Anyone read these (2) novels...3rd instalment due 22/9.  I'm intrigued but don't want to waste any money to find out.


----------



## Bishop (Sep 11, 2015)

Could always swipe it from your local library and see if it's any good.


----------



## Kepharel (Sep 11, 2015)

Unfortunately Bish, there is an embargo on new books in most UK local libraries. They are selling off books faster than buying new ones. Politics is the purview of Philistines over here


----------



## Bishop (Sep 11, 2015)

Kepharel said:


> Unfortunately Bish, there is an embargo on new books in most UK local libraries. They are selling off books faster than buying new ones. Politics is the purview of Philistines over here



Oh my... never realized how much I take my library card for granted then! My apologies!


----------



## patskywriter (Sep 11, 2015)

I did a quick check on Scribd. Here's an excerpt (it's written in a style I like): https://www.scribd.com/doc/259267771/Miss-Peregrine-s-Home-for-Peculiar-Children-Excerpt

… I hope the huge typo I just spotted doesn't take away from the story for you. Thanks for asking about this book—I've never heard of it and now would like to read it.


----------



## Cran (Sep 12, 2015)

Spotted one typo (deserts instead of desserts) and one continuity issue (his friend is smoking when we first see him; but has "another" plug of chewing tobacco shortly after), but it's readable.


----------



## John Oberon (Sep 12, 2015)

My daughter loves these books and can't wait for the next one. I read them, and I think they're great. Kind of weird and creepy if you like that sort of stuff. I'm not a fan of weird and creepy, but I like these books.

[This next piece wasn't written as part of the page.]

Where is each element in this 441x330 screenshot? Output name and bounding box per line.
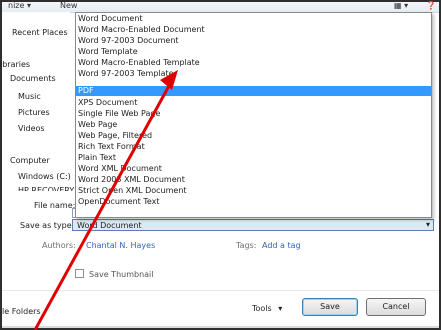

The author is a collector of old photographs in real life. He writes the story using real photographs from his collection. Most of the photographs are very odd. That's what makes it so creepy, lol. I think you'll like it. The writing is good.


----------



## patskywriter (Sep 12, 2015)

I used to upload my community paper to Scribd a couple of years ago (my “paper” is now a website). I hadn't viewed Scribd since and was surprised that I even thought of it. It looks a lot different and really "commercial" now.


----------



## miasma (Sep 22, 2015)

The writing is somehow engrossing.    If you are looking at an example of something that sells, this sells a bit.


----------